Whatever the damage, especially to the British economy, Brexit has done us a service by illustrating the complexity of trade.

Brexit is the only example we have of two closely integrated sophisticated economies severing trading ties. The European Union and Britain still do not have tariffs or import quotas between them – the stuff of standard trade theory – while the problem of regulatory alignment has been temporarily shelved. (Without the latter, one country could introduce policies which amount to de facto protection. The Norwegian and Swiss experiences signalled the issue. They are outside the EU but frequently have to adopt regulations introduced by Brussels – to protect consumers, workers or the environment – which affect what the outsiders want to export to the EU.)
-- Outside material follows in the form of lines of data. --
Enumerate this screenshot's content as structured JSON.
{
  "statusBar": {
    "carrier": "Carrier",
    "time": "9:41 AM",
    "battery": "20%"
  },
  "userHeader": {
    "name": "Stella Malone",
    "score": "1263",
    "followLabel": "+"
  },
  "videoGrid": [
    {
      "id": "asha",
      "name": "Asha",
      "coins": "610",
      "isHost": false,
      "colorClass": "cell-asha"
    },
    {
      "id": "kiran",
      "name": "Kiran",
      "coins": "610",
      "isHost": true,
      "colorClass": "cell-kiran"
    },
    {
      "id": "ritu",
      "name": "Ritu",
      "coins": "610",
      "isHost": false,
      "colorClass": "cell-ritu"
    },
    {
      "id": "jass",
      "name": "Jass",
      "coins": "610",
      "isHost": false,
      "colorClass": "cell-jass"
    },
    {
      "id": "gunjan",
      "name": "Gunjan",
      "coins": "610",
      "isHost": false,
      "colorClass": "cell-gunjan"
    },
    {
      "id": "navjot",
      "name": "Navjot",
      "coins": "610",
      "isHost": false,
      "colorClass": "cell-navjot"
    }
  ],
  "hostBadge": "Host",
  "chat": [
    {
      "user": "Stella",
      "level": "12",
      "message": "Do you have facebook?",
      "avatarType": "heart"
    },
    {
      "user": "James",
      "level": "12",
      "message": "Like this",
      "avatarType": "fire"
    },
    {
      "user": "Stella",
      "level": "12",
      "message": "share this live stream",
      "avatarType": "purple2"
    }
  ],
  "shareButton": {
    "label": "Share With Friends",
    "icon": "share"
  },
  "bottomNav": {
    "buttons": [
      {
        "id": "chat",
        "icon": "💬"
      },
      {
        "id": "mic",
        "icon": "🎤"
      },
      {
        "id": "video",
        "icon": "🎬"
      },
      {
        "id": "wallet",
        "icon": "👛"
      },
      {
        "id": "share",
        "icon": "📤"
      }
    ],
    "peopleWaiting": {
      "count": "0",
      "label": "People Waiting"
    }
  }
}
Even so, the break has illustrated the complexities of managing the economic border. We knew about them, but we did not know how complicated they were.

For instance, in December 2013 members of the World Trade Organisation agreed to the Bali Package including the Trade Facilitation Agreement (TFA), which aimed to reduce red tape at borders, increasing transparency and taking advantage of new technologies, especially to reduce border inefficiencies and complex customs rules. It was not news headline material but it was thought that implementation of the TFA would have a greater impact on international trade than the elimination of all the world’s remaining tariffs, reducing average trade costs by up to 15%. (That does not include the impact of quotas of course.)

Earlier, the 1986 Single European Act (SEA) had created a single market within the European Union – it took till 1992 to get there – by removing non-tariff barriers to cross-border trade and investment. From 1985 the Schengen Agreement (largely) removed barriers to people moving between most European countries. ‘Europe Without Walls’ they called it. Brexit makes the English Channel (La Manche) a wall.

However, Brexit has illustrated a whole range of problems at the border which were hardly envisaged when the British people voted by a slim majority for Brexit.

Most of us will be aware of the queues of lorries near Dover and Calais because documentation takes longer. (Lorry drivers into France had their ham sandwiches confiscated because of phytosanitary rules. Cough: a source of road accidents is drivers not having eaten.) Even where the lorries can move, red tape documentation can result in them having to return home unladen.

Delays can be disastrous where fresh foods are involved. The British fishing industry suffers. Less smelly are the disruptions to supply chains especially if the delivery is to a factory which has been minimising storage costs by practising just-in-time management of its supplies. (An indication of the significance of smooth supply chains is that the blockage by the Ever Given of the Suez Canal had consequences as far away as China, half a world away.)

Then there was the English garden which found its Northern Ireland market cut off because there could be soil on the plants it was providing. (Northern Ireland is a part of Britain but its regulatory regime is behind the EU – the wall is at the Irish Sea.)

Such muddles are being sorted out. Michael Gove, who was the British Minister in Charge of the Brexit negotiations, said that in ten years all the difficulties will be overcome. In the interim, British businesses are relocating their production and storage to the Continent. Jobs will move with them, and so will some workers – perhaps those who came from the continent during the boom years. (There is also relocation of jobs in London’s finance industry to Amsterdam, Frankfurt and Paris, but that belongs to another column when the total impact is clearer.)

Because the products which cross New Zealand borders tend to be at the beginning or end of supply chain, we are not as sensitive to many of these chain issues, although our fish exporters need minimal barriers for their fresh products. However, I have been struck when talking to diplomats how often ‘border problems’ crop up. (For instance, a trade commissioner explained that he was trying to get some New Zealand fish species treated as belonging to EU categories with lower tariffs.) Even if we gave up negotiating trade deals – not government policy, but opportunities are few or sluggish – we still require a massive diplomatic effort to keep our export effort running. In recent year the government has had to put increasing effort to deal with non-tariff barriers.

My Globalisation and the Wealth of Nations explained how the costs of distance have been central to New Zealand and international economic development. Falling costs of transport, of storage and of communications drove international economic growth; reductions in tariffs and import quotas were another factor. I knew that other border costs mattered, welcomed the Trade Facilitation Agreement and was not surprised by the estimates of the promised gains.

But Brexit has opened whole new insights. With sadness I am grateful for the experiment, but my book and a host of other studies predict that the British people will be worse off in material terms as a result, as will the rest of the world on average, but not by nearly as much.